As pessoas, escreve ele, “se transformaram em seres altamente perigosos, capazes de ameaçar a vida de muitos seres e a nossa própria sobrevivência. Precisamos de lucidez e honestidade para reconhecer a tempo que o nosso poder e o progresso que estamos a produzir se voltam contra nós.”

Outros papas comentaram sobre a necessidade de cuidar do ambiente, mas Francisco destacou-se como um líder global e uma força moral, criticando tanto as empresas de combustíveis fósseis como os países ricos, ao mesmo tempo que discursava contra a ganância económica que está na base da crise climática. Os seus novos escritos destinam-se principalmente aos 1,3 mil milhões de católicos do mundo, na sequência de apelos anteriores para que tenham em conta o aquecimento global provocado pelo homem, que coloca tantas das pessoas mais pobres do planeta em maior risco. Mas as suas palavras também ressoam mais amplamente entre as pessoas que partilham das suas preocupações.

Reações Fortes

A cientista climática e cristã evangélica Katherine Hayhoe, autora do livro “Saving Us: A Climate Scientist’s Case for Hope and Healing in a Divided World”, disse que a clareza e franqueza de Francisco no seu último documento se destacaram para ela.

“Ele não hesita em denunciar as estruturas de poder e as mentalidades antropocêntricas e tecnocráticas que são as causas profundas da situação em que nos encontramos hoje”, disse Hayhoe. “Ele reconhece plenamente o ‘mas e…?’ argumentos que as pessoas apresentarão imediatamente em resposta às suas palavras e os abordará ali mesmo no documento.

Se aqueles que detêm o equilíbrio de poder e riqueza neste mundo estivessem dispostos a prestar atenção às suas palavras, um futuro melhor poderia realmente estar ao nosso alcance. Rezo para que o façam.”

A reverenda Leah D. Schade, professora associada de pregação e adoração no Seminário Teológico Lexington, em Kentucky, disse que o papa falou “a verdade dolorosa e inevitável da catástrofe que criamos. Ele não mede palavras e fala sobre a frustração e a raiva que muitos de nós, no movimento religioso e climático, sentimos quando nossas palavras e advertências caíram em ouvidos surdos.”

A nova mensagem do Papa Francisco faz uma forte afirmação teológica e crítica antropológica, disse Schade, autor do livro Creation-Crisis Preaching: Ecology, Theology, and the Pulpit. Apoia o ponto de vista de que “até reconhecermos o nosso devido lugar na criação, como membros da teia da vida com especial responsabilidade de garantir a sua sobrevivência e florescimento, continuaremos neste caminho para a destruição”, disse ela. “Aqueles que têm o poder de fazer mudanças precisam fazê-lo e fazê-lo agora.”

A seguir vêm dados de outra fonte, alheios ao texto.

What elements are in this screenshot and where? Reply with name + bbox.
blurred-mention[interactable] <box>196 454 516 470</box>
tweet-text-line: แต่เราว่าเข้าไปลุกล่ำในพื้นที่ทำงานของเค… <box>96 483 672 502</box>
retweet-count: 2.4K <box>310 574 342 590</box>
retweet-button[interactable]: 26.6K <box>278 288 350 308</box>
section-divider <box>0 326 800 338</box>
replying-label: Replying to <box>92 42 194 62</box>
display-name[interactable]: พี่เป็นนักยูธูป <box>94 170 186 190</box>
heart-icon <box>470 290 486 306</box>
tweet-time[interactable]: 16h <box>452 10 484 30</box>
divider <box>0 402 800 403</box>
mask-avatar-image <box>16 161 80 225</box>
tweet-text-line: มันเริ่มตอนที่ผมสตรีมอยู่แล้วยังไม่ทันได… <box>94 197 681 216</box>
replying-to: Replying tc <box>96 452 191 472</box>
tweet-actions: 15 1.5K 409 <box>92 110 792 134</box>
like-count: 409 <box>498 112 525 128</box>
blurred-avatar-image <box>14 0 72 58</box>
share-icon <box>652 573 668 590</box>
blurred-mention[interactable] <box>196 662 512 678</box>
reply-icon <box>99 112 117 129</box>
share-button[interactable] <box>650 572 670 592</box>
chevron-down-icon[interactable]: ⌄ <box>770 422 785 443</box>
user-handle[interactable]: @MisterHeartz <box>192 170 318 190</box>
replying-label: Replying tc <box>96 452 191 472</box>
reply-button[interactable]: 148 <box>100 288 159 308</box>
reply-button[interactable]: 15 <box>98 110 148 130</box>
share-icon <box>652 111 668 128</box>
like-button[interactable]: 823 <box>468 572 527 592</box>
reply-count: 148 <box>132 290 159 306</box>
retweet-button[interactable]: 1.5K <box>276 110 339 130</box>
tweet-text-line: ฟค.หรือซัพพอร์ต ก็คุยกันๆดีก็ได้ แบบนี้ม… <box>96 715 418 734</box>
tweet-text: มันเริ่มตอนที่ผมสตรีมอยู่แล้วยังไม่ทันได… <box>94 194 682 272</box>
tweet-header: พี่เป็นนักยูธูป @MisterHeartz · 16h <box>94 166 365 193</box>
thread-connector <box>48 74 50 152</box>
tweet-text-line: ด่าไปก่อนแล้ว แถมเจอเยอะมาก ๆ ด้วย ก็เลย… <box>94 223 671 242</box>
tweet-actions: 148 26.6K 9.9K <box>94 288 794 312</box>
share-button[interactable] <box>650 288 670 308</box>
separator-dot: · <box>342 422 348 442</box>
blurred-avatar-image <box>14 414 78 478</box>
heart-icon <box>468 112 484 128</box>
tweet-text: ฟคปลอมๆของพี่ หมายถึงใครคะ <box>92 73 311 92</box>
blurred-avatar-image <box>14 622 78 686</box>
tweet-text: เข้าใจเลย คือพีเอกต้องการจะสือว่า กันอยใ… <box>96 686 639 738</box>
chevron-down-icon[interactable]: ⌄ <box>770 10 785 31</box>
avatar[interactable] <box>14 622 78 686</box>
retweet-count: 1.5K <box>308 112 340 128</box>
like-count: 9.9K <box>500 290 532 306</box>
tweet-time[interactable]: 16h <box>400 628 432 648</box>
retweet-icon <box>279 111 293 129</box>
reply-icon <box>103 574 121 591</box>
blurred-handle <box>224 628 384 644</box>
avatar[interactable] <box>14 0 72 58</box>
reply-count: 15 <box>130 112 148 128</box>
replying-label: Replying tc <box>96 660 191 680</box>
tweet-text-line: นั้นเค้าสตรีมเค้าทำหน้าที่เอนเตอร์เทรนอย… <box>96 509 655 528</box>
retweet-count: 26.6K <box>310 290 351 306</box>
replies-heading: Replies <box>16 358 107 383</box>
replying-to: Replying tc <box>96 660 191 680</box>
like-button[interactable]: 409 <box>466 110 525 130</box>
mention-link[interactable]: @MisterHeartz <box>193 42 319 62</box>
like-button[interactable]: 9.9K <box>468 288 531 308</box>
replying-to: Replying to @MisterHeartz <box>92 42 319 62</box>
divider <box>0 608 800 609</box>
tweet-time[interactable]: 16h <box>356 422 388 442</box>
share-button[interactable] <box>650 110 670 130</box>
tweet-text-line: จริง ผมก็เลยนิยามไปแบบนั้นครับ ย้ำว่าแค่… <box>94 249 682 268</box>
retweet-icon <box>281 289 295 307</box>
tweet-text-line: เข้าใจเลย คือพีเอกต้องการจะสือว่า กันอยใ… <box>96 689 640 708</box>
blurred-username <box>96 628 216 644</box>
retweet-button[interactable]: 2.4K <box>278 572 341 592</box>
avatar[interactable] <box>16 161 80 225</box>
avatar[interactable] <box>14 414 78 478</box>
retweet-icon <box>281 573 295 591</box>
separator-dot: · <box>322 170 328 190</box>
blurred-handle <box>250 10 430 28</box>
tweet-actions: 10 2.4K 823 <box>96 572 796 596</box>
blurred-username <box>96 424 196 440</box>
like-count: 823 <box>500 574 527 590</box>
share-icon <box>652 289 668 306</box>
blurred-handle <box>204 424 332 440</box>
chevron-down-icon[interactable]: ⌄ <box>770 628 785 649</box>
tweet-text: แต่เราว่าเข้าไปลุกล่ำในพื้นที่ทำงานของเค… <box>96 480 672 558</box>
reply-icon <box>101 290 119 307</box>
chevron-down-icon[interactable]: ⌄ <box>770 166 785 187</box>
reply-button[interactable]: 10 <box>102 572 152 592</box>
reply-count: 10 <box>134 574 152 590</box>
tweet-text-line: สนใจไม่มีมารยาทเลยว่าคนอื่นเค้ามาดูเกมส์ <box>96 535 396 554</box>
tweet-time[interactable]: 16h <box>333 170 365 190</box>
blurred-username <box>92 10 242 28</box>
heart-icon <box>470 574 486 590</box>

Alberto Pallecchi, diretor interino da Iniciativa Fé e Sustentabilidade do World Resources Institute, disse que a publicação do documento pelo Vaticano antes da conferência climática “pode ser o sinal necessário para os países transformarem as economias e melhorarem a vida e os meios de subsistência das pessoas, com a justiça climática no centro”. .”

O documento “parece um último apelo ao mundo para agir em relação ao clima e proteger a nossa casa comum, não apenas como uma questão ambiental, mas como uma questão social global profundamente interligada com a dignidade da vida humana”, disse ele.

O autor e ativista ambiental Bill McKibben, falando durante um webinar na quarta-feira organizado pelo Movimento Laudito Si’, uma coligação de organizações católicas que trabalham em questões climáticas, disse que as palavras do papa falam da necessidade de tocar os corações das pessoas.

“Sim, os engenheiros fizeram o seu trabalho”, disse McKibben. “Sim, os cientistas fizeram o seu trabalho. Mas já é hora de o coração humano fazer o seu trabalho. E é para isso que precisamos tanto dessa liderança.”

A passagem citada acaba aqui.